Paul is not the only American trying to bottle up the magic of Norwegian slow TV and bring it stateside today: Novelist Joshua Cohen is in the middle of writing his modern adaptation of Charles Dickens’s Pickwick Papers, Google Docs style, with many people watching him type and delete words in real time — and offering much commentary. Neither Paul nor Cohen seem to have realized that the only surefire way to make very long live broadcasts work is to add a panda

If this gimmick is actually Rand Paul’s version of The Truman Show, and not just a traveling filibuster designed to trick people into paying attention to the senator again, the hundreds of viewers who have tuned in thus far to hear what the libertarian candidate is listening to on the radio can look forward to Paul realizing that he hasn’t actually left seemingly idyllic Iowa in months, that he has been answering the same questions, shaking the same hands, and eating the same greasy foods for even longer … and that the people surrounding him might not care about him and are just spending time with him because they get paid to do so. 
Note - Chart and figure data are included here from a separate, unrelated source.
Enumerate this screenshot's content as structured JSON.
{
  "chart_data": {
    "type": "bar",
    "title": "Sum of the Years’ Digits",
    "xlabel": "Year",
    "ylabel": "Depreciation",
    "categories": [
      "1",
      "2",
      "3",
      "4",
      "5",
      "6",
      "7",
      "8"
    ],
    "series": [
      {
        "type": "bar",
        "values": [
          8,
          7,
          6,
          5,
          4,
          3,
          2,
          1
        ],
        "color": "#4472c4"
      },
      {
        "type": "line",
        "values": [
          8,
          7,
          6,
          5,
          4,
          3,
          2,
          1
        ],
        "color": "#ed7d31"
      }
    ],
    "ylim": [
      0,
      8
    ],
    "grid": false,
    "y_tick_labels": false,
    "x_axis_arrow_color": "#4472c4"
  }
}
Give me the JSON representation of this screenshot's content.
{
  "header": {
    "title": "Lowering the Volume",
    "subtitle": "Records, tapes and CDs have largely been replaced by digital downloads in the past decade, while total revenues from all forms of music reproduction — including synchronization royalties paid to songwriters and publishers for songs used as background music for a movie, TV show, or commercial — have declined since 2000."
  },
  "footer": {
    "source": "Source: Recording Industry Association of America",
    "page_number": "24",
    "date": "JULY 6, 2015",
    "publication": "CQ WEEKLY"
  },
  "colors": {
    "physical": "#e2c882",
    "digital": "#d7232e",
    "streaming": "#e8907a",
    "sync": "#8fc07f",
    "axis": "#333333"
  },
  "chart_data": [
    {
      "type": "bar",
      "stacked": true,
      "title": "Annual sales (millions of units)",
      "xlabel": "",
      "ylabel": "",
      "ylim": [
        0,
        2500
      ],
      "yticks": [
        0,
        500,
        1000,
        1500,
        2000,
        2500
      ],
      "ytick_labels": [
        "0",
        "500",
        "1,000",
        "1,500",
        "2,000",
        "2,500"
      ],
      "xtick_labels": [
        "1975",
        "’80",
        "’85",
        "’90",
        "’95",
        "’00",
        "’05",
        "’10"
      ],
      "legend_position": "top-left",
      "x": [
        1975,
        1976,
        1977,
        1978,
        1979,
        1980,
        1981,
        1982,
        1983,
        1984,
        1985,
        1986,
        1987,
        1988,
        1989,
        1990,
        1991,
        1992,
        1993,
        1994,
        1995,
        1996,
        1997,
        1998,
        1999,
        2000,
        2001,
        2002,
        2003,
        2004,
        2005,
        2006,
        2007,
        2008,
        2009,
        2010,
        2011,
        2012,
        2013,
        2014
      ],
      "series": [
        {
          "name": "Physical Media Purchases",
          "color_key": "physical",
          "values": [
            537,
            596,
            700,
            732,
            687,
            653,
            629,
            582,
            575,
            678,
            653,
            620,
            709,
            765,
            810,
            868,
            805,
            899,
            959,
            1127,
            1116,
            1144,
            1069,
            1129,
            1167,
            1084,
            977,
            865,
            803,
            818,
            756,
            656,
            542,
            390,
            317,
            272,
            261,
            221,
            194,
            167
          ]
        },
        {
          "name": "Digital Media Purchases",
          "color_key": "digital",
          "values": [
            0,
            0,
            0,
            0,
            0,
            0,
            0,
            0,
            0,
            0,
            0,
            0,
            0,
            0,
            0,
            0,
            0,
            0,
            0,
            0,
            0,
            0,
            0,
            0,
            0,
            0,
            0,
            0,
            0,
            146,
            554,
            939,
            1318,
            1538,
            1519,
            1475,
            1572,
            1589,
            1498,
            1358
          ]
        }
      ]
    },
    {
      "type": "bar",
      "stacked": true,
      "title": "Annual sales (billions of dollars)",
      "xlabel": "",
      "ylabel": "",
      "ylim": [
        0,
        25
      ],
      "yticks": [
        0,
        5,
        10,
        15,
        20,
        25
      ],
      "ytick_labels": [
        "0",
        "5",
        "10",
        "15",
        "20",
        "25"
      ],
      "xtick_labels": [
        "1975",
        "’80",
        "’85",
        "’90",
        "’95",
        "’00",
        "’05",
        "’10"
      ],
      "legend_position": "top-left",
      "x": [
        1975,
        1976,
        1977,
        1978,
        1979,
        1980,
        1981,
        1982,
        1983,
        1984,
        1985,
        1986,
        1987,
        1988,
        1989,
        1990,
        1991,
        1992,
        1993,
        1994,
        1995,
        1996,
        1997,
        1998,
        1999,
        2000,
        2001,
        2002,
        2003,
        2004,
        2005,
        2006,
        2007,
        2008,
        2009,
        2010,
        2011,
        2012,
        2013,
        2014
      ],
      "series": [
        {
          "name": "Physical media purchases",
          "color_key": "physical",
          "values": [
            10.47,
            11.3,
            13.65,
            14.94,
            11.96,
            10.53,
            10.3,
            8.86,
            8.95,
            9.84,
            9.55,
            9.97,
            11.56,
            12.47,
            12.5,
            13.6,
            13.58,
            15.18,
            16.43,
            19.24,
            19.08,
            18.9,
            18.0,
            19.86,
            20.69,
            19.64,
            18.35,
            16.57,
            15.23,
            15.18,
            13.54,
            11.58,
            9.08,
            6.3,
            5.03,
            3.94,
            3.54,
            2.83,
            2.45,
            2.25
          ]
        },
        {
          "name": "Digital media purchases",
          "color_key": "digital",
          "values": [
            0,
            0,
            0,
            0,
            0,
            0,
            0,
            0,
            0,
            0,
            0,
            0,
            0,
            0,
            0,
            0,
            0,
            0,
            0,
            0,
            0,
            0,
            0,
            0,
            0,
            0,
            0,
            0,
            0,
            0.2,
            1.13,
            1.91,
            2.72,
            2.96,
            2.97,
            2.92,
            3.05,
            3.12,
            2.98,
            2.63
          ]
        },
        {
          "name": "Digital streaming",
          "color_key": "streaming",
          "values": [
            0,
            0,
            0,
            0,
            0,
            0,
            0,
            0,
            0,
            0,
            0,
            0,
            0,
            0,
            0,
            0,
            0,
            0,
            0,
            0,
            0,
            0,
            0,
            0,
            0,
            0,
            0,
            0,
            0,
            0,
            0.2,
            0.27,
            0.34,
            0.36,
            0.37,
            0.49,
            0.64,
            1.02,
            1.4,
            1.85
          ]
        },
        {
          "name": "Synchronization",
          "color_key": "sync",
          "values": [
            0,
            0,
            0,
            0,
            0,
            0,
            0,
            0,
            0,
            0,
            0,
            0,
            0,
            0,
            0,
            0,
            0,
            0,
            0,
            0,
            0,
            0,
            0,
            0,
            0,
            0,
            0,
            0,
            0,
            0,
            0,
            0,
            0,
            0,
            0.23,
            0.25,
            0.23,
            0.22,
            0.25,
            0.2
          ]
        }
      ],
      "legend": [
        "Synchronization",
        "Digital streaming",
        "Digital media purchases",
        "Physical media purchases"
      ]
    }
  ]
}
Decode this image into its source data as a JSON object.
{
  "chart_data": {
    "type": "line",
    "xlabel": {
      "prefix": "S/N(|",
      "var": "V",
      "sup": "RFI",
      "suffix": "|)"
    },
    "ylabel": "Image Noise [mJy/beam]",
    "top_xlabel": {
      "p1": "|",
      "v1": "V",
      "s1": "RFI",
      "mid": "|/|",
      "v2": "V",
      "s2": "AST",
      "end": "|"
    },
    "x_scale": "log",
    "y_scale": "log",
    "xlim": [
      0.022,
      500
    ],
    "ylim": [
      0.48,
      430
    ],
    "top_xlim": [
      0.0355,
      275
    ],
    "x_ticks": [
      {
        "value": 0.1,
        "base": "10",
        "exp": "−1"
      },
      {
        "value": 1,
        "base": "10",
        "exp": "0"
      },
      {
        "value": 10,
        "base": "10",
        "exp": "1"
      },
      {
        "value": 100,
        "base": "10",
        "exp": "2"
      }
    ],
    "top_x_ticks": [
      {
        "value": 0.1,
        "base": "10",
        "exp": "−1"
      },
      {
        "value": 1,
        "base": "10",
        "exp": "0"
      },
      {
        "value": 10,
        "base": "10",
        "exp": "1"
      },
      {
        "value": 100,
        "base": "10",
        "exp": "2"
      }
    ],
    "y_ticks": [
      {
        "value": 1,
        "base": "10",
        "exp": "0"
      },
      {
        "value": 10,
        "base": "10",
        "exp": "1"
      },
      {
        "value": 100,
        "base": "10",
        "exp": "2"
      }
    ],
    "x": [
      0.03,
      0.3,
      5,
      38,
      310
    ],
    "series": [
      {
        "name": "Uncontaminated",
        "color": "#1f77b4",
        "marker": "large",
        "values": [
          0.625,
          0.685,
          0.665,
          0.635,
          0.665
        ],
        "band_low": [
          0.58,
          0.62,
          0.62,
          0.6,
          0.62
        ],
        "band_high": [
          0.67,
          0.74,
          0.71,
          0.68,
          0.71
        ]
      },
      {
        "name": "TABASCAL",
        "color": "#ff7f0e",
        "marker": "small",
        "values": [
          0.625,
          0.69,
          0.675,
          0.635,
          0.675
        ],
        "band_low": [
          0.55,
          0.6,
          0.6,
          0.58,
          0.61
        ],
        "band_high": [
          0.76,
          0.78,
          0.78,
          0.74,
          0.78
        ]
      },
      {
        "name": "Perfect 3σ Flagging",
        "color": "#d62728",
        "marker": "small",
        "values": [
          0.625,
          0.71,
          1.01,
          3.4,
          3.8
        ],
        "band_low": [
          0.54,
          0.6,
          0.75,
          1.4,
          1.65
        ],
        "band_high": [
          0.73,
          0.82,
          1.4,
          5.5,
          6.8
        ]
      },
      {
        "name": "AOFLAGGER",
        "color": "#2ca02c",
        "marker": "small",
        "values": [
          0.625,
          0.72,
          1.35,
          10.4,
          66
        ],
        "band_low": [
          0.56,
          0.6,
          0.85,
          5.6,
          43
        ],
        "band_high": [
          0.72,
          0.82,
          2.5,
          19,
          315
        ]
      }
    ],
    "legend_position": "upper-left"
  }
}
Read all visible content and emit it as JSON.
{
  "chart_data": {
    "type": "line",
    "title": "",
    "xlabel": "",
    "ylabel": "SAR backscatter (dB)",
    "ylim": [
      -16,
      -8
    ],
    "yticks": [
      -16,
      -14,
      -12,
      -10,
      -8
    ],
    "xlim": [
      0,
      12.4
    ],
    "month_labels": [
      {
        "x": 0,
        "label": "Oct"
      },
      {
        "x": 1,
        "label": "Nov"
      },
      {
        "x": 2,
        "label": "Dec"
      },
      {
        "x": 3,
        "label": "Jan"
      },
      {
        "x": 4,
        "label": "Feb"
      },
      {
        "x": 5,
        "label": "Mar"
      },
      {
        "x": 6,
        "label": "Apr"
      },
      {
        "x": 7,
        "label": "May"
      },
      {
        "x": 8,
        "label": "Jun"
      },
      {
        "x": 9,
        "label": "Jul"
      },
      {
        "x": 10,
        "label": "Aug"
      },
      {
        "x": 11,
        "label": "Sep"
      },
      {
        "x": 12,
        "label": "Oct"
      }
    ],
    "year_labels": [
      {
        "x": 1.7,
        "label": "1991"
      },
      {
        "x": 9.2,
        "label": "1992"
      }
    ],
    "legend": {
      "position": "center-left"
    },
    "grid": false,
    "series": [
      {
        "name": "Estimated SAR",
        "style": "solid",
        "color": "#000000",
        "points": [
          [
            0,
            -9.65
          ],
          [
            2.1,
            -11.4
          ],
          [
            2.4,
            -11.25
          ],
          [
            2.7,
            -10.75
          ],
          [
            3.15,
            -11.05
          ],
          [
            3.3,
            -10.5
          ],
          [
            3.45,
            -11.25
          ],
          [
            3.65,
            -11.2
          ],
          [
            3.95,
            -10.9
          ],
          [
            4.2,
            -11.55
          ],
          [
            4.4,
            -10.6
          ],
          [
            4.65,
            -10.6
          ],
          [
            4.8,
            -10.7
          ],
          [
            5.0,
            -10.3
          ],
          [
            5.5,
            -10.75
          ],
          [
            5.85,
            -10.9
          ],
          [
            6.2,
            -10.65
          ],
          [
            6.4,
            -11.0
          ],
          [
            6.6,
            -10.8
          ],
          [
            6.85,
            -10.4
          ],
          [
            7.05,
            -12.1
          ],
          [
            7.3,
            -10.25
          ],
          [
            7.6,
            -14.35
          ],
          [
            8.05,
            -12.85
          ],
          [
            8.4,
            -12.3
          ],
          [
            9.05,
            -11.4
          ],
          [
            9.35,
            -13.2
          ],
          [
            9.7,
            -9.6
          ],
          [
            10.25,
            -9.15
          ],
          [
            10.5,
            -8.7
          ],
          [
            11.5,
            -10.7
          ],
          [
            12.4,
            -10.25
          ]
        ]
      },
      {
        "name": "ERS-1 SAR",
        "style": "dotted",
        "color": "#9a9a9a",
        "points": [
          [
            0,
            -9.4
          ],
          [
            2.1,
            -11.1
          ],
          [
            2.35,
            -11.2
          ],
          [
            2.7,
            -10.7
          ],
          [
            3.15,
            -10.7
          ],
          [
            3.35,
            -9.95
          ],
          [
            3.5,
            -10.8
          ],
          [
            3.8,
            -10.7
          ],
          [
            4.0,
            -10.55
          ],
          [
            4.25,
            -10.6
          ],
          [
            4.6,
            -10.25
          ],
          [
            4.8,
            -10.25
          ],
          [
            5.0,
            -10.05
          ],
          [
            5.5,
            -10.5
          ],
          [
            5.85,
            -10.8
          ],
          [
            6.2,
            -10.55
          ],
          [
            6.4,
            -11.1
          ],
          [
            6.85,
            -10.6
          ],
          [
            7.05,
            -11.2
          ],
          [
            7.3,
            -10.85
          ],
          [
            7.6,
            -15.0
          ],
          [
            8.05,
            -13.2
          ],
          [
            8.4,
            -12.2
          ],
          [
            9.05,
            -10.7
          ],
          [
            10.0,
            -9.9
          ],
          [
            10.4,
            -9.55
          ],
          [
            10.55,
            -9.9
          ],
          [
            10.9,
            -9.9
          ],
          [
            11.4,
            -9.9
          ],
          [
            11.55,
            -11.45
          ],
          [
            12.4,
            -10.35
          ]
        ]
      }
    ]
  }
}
The live-stream has periodically paused, either because Paul is preparing for his next event, or because the stream’s producers are trying to hide from viewers the fact that Paul realized that even without the live broadcast he was trapped in a weird, months-long bit of performance art — something he should have realized long ago when an actual reality TV star entered the Republican presidential race — and is trying to get some much needed privacy by trying to escape on a tractor and find the secret exit to the real world.